Aquel martes me propuse que alguien inventara al Mutante del Riachuelo. Tomé la cámara y fui hasta la Vuelta de Rocha a preguntarles a vecinos y turistas si lo habían visto. Los primeros entrevistados me tomaron por loco, algunos se quedaron esperando el remate de un chiste que no existía, otros comenzaron a seguirme.
16 febrero, 2018
[Microrrelatos] El mutante del Riachuelo
En épocas donde los tiempos de lectura parecen ser cada vez más ajustados, desde Notas inauguramos una sección de Microrrelatos. Para leer en el colectivo, tren o tirado en un sillón. Hoy: “El mutante del Riachuelo», de Guido Javier Pérez.

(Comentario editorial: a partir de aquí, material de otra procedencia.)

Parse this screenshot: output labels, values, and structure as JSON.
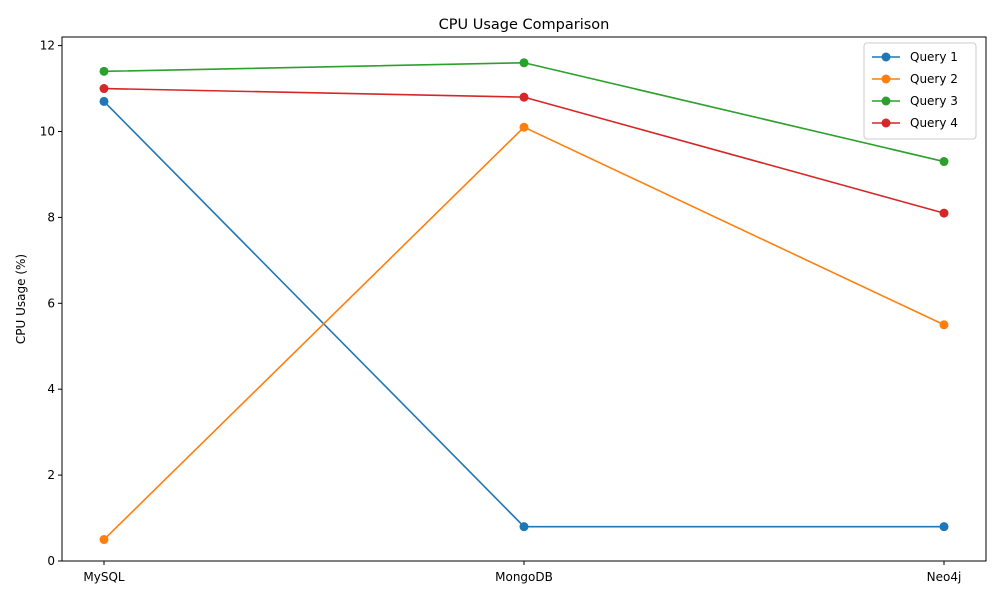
{
  "chart_data": {
    "type": "line",
    "title": "CPU Usage Comparison",
    "xlabel": "",
    "ylabel": "CPU Usage (%)",
    "categories": [
      "MySQL",
      "MongoDB",
      "Neo4j"
    ],
    "ylim": [
      0,
      12.2
    ],
    "yticks": [
      0,
      2,
      4,
      6,
      8,
      10,
      12
    ],
    "grid": false,
    "legend_position": "top-right",
    "series": [
      {
        "name": "Query 1",
        "color": "#1f77b4",
        "values": [
          10.7,
          0.8,
          0.8
        ]
      },
      {
        "name": "Query 2",
        "color": "#ff7f0e",
        "values": [
          0.5,
          10.1,
          5.5
        ]
      },
      {
        "name": "Query 3",
        "color": "#2ca02c",
        "values": [
          11.4,
          11.6,
          9.3
        ]
      },
      {
        "name": "Query 4",
        "color": "#d62728",
        "values": [
          11.0,
          10.8,
          8.1
        ]
      }
    ]
  }
}
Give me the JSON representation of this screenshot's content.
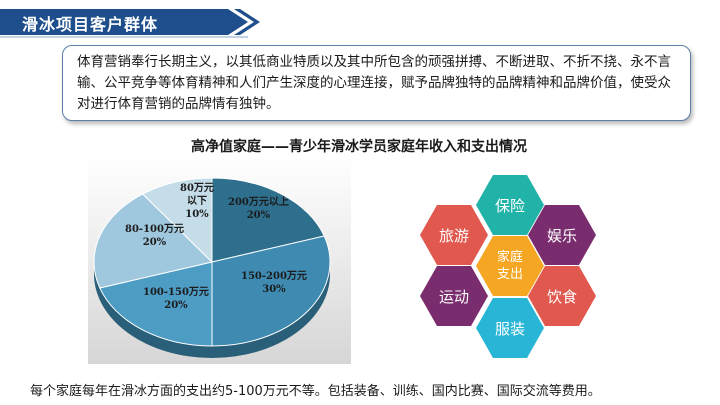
{
  "header": {
    "title": "滑冰项目客户群体"
  },
  "intro": {
    "text": "体育营销奉行长期主义，以其低商业特质以及其中所包含的顽强拼搏、不断进取、不折不挠、永不言输、公平竞争等体育精神和人们产生深度的心理连接，赋予品牌独特的品牌精神和品牌价值，使受众对进行体育营销的品牌情有独钟。"
  },
  "chart_title": "高净值家庭——青少年滑冰学员家庭年收入和支出情况",
  "chart_data": {
    "type": "pie",
    "title": "高净值家庭——青少年滑冰学员家庭年收入和支出情况",
    "slices": [
      {
        "label": "200万元以上",
        "value": 20,
        "value_label": "20%",
        "color": "#2e6f8e"
      },
      {
        "label": "150-200万元",
        "value": 30,
        "value_label": "30%",
        "color": "#3e8ab0"
      },
      {
        "label": "100-150万元",
        "value": 20,
        "value_label": "20%",
        "color": "#4d9cc4"
      },
      {
        "label": "80-100万元",
        "value": 20,
        "value_label": "20%",
        "color": "#9fc7de"
      },
      {
        "label": "80万元以下",
        "value": 10,
        "value_label": "10%",
        "color": "#c5dde9"
      }
    ]
  },
  "pie_labels": {
    "slice1_line1": "200万元以上",
    "slice1_line2": "20%",
    "slice2_line1": "150-200万元",
    "slice2_line2": "30%",
    "slice3_line1": "100-150万元",
    "slice3_line2": "20%",
    "slice4_line1": "80-100万元",
    "slice4_line2": "20%",
    "slice5_line1": "80万元",
    "slice5_line2": "以下",
    "slice5_line3": "10%"
  },
  "hexagons": {
    "center_line1": "家庭",
    "center_line2": "支出",
    "top": "保险",
    "upper_right": "娱乐",
    "lower_right": "饮食",
    "bottom": "服装",
    "lower_left": "运动",
    "upper_left": "旅游",
    "colors": {
      "center": "#f5a623",
      "top": "#21b3a8",
      "upper_right": "#7a2d6e",
      "lower_right": "#e0584e",
      "bottom": "#29b6d6",
      "lower_left": "#7a2d6e",
      "upper_left": "#e0584e"
    }
  },
  "footer": {
    "text": "每个家庭每年在滑冰方面的支出约5-100万元不等。包括装备、训练、国内比赛、国际交流等费用。"
  }
}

Tras cuantiosas negativas y tempranos desertores, en la isla Maciel un pibe de doce o trece años aseguró que su abuelo había conocido al Mutante. Uno de mis seguidores le pidió que nos llevase hasta él y pronto nos vimos en una cocina diminuta, comiendo galletitas surtidas y registrando el relato del primer avistaje, allá por 1967. El viejo trabajaba en una fábrica de heladeras que daba al río y la bestia se le había aparecido una tarde en que se acercó a la orilla.
Como ocurre después de todo testimonio inicial, muchos otros que -por recato o temor al ridículo- no se animan a abrir caminos, corroboraron lo dicho por el anciano y brindaron detalles. Supimos así que el Mutante se alimentaba de residuos y salía a la superficie los miércoles, casi siempre del lado de Capital. Un carnicero lomense refirió haberlo herido a piedrazos y juró por lo que más quería que la sangre del monstruo era negra.
Habíamos terminado de grabar y cruzábamos el puente Bosch cuando nos robaron la cámara a punta de pistola. Con ella se iban las voces que atestiguaban la existencia del Mutante y nuestra posibilidad de informar al mundo sobre aquella amenaza. Juzgué imposible reconstruir el material. La frescura de lo natural no podría reproducirse en un nuevo video. Me despedí de mis seguidores como pude y los exhorté a que retomaran sus vidas.
El jueves recibí una caja por correo. El remitente era anónimo, la cámara estaba intacta y la grabación era más extensa. Dos minutos temblorosos y algo difusos mostraban, luego del último testimonio, a un ser de tres ojos que se hundía, herido, en un agua tan oscura como su sangre.